Er sei glücklich, wann immer er Musik mache, sagt Adams im dpa-Gespräch. "So Happy It Hurts" habe ihm die Möglichkeit gegeben, die Ideen, die er auf Quittungen in seiner Manteltasche gekritzelt hatte, "endlich auf richtiges Papier zu bringen". In bekannter Feelgood-Rock-Manier präsentiert der Kanadier zwölf neue Songs, die - wenig überraschend - für wenig Überraschung sorgen. Da klingt ein Refrain dann eben mal so, als hätte man ihn bereits gehört.
Doch genau damit liefert Adams, der jeden Titel als Co-Autor mitgeschrieben hat, die Kontinuität, nach der sich viele Menschen sehnen dürften. Der 62-Jährige strahlt eine Verlässlichkeit aus, die ihn womöglich so beliebt macht: ein stabiler Typ, dem der Familienvater seinen Golf zum Einparken anvertrauen würde.
Seine Texte sind nicht Pulitzerpreis-verdächtig, aber Bob Dylan gibt es ja auch schon.

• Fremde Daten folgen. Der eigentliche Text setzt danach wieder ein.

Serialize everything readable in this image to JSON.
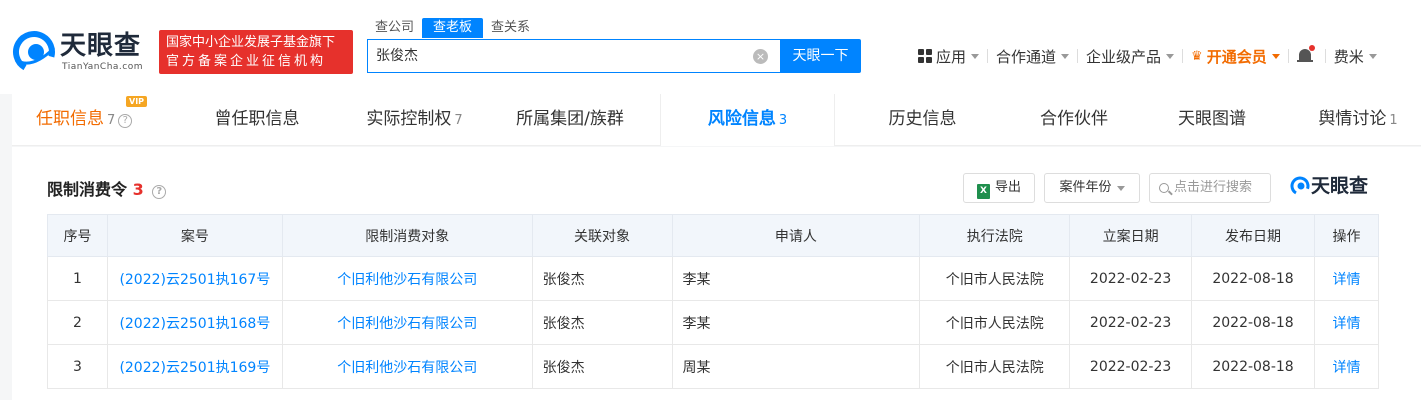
{
  "header": {
    "logo_cn": "天眼查",
    "logo_en": "TianYanCha.com",
    "slogan_line1": "国家中小企业发展子基金旗下",
    "slogan_line2": "官方备案企业征信机构",
    "search_tabs": [
      "查公司",
      "查老板",
      "查关系"
    ],
    "search_value": "张俊杰",
    "search_button": "天眼一下",
    "nav": {
      "app": "应用",
      "partner": "合作通道",
      "enterprise": "企业级产品",
      "vip": "开通会员",
      "user": "费米"
    },
    "accent_color": "#0084ff",
    "brand_red": "#e6312c"
  },
  "tabs": [
    {
      "label": "任职信息",
      "count": "7",
      "vip_tag": "VIP"
    },
    {
      "label": "曾任职信息",
      "count": ""
    },
    {
      "label": "实际控制权",
      "count": "7"
    },
    {
      "label": "所属集团/族群",
      "count": ""
    },
    {
      "label": "风险信息",
      "count": "3"
    },
    {
      "label": "历史信息",
      "count": ""
    },
    {
      "label": "合作伙伴",
      "count": ""
    },
    {
      "label": "天眼图谱",
      "count": ""
    },
    {
      "label": "舆情讨论",
      "count": "1"
    }
  ],
  "panel": {
    "title": "限制消费令",
    "count": "3",
    "export_label": "导出",
    "year_filter_label": "案件年份",
    "search_placeholder": "点击进行搜索",
    "brand": "天眼查",
    "columns": [
      "序号",
      "案号",
      "限制消费对象",
      "关联对象",
      "申请人",
      "执行法院",
      "立案日期",
      "发布日期",
      "操作"
    ],
    "rows": [
      {
        "no": "1",
        "case_no": "(2022)云2501执167号",
        "target": "个旧利他沙石有限公司",
        "related": "张俊杰",
        "applicant": "李某",
        "court": "个旧市人民法院",
        "filed": "2022-02-23",
        "published": "2022-08-18",
        "action": "详情"
      },
      {
        "no": "2",
        "case_no": "(2022)云2501执168号",
        "target": "个旧利他沙石有限公司",
        "related": "张俊杰",
        "applicant": "李某",
        "court": "个旧市人民法院",
        "filed": "2022-02-23",
        "published": "2022-08-18",
        "action": "详情"
      },
      {
        "no": "3",
        "case_no": "(2022)云2501执169号",
        "target": "个旧利他沙石有限公司",
        "related": "张俊杰",
        "applicant": "周某",
        "court": "个旧市人民法院",
        "filed": "2022-02-23",
        "published": "2022-08-18",
        "action": "详情"
      }
    ]
  }
}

Adams' Musik will Ablenkung vom Alltag verschaffen. Oder aber vom Wahnsinn. Und er gehört nicht zu denen, die an ihrer Musik leiden müssen, um etwas von Bedeutung zu erschaffen. Der Erfolg gibt ihm ohnehin Recht.
In den Titel des Albums sollte nicht zu viel hineingelesen werden, so Adams. Es gehe schlicht um die Rückkehr zu etwas Spontaneität, um Freiheit und um "all die Dinge, die wir während des Lockdowns und der Pandemie nicht tun konnten". Auch Adams selbst rettete sich mit Musik durch die Pandemie: "Bob Marley ist das beste Gegenmittel gegen den Blues", sagt er. Da Adams das Album während der Pandemie geschrieben und aufgenommen hat, klingen Lockdown-Themen trotzdem durch. "I'm so glad it's outrageous, you know, I think it's contagious", singt er da ziemlich unzweideutig über ansteckende Glückseligkeit.

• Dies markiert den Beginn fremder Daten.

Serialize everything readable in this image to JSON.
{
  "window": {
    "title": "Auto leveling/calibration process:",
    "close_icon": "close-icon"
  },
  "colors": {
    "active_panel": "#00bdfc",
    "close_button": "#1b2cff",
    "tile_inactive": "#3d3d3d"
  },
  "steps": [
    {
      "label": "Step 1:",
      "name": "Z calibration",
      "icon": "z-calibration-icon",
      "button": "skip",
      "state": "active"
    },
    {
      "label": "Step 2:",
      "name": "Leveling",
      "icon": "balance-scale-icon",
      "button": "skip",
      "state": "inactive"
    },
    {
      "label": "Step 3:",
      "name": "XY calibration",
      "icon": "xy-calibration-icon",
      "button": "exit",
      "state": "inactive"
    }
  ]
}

Die Hymne des Albums ist die Single-Auskopplung "Never Gonna Rain Again". Bassline, Gospelchor und eine abwartende Hi-Hat erklingen so selbstbewusst, dass nach spätestens 45 Sekunden mindestens eines von drei Dingen passieren wird: 1. Der Kopf nickt im Takt. 2. Die Finger schnippen. 3. Es wird mitgesungen. In dem Song gehe es darum, im Moment zu leben - anstatt in permanenter Angst, kommentiert Adams. Und so hallt wieder der Klang einer ausgelassenen Nacht durch die verregneten Straßen - sei es nun im Summer of '69 oder im Pandemie-Frühjahr '22. Am 1. und 3. Dezember kann dann in der Olympiahalle Innsbruck und der Wiener Stadthalle mitgesungen werden.